6 Tips to Fall Asleep Faster and EasierJanuary 11, 2018
For the average adult, a good night's sleep means getting seven to nine hours — although some are fine with five or six, and others may need 10. While our individual sleep needs may differ, the fact is that all of us need it.
And not just any old sleep will do; in order for it to truly benefit us, it has to be good quality sleep that lets us wake up feeling rested and refreshed
One of the best ways to get that kind of sleep is to plan ahead and create a routine that's designed with one thing in mind: to help you fall asleep faster and sleep better through the night. Here are six things you can do to make that happen:
- Schedule it: If you thought a set bedtime went out the window with your childhood teddy bear, think again. Evidence shows that scheduling your sleep becomes even more important as you get older. Your body likes routines, so having a set time to call it a day will quickly set your internal clock to start getting ready for bed at a certain time.

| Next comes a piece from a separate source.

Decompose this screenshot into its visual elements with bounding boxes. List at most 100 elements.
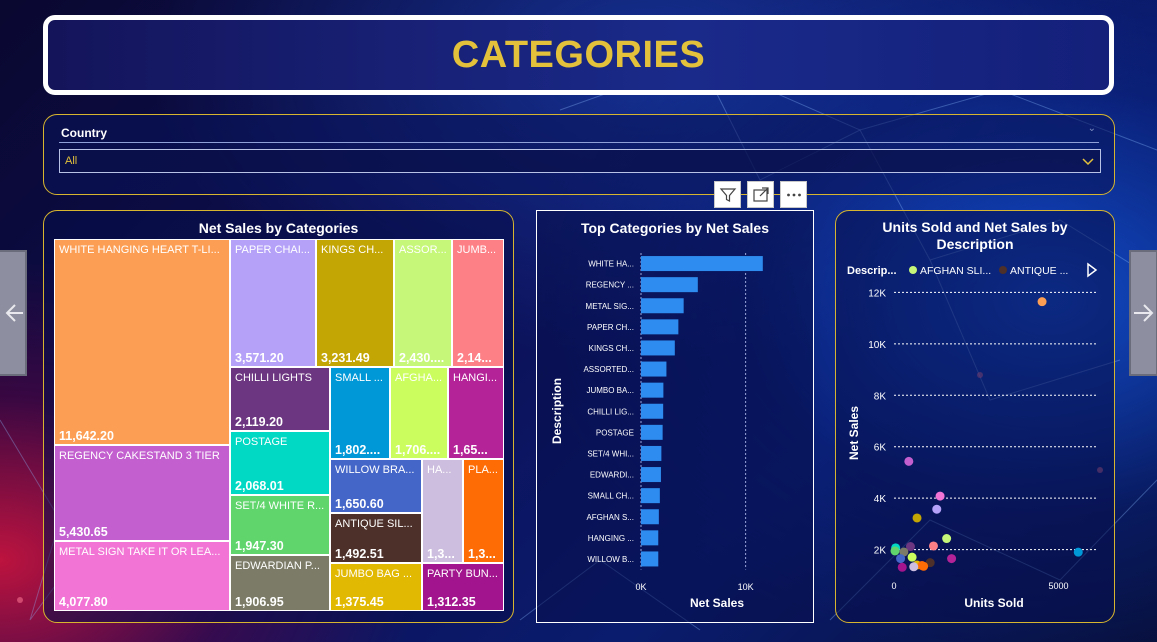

- Cut the caffeine: If you're drinking that afternoon cup of coffee less than eight hours before bedtime, you could be keeping yourself awake at night. Even though it's less potent by bedtime, caffeine stays in your system for several hours and could be one of the culprits keeping you up. If you need an afternoon "boost," try walking up and down a flight of stairs for 10 minutes. It's been found to be more effective than a cup of joe!
- Shut off the TV (and stay off Facebook): Avoid any kind of "screens" for an hour before bed. Multiple studies show the blue lights from our TV screens and gadgets halt the production of melatonin, which is the hormone that tells our brains it's time to go to sleep.
- Try a little tryptophan: If you like a bedtime snack, there's good news. Research shows that a little bit of protein combined with a healthy carbohydrate can help you get to sleep faster, stay asleep, and feel less sleepy the next day.
- Keep your cool: Turning the temperature down to between 60 and 67 degrees will work with your body's internal clock to cool you down, which leads to deeper sleep.
- Kill the lights: The darker the room, the better you'll sleep. If you're using your smartphone as an alarm clock, set it to airplane mode or cover it with a dark cloth, and cover or remove lights on digital displays. Get rid of the night-lights, and use dark curtains to block light pollution.
If you don't fall asleep immediately, don't worry; it takes the body 10-20 minutes to hit slumber stage. Try listening to soothing music to help you relax and quiet your mind. Then, enjoy a great night's sleep!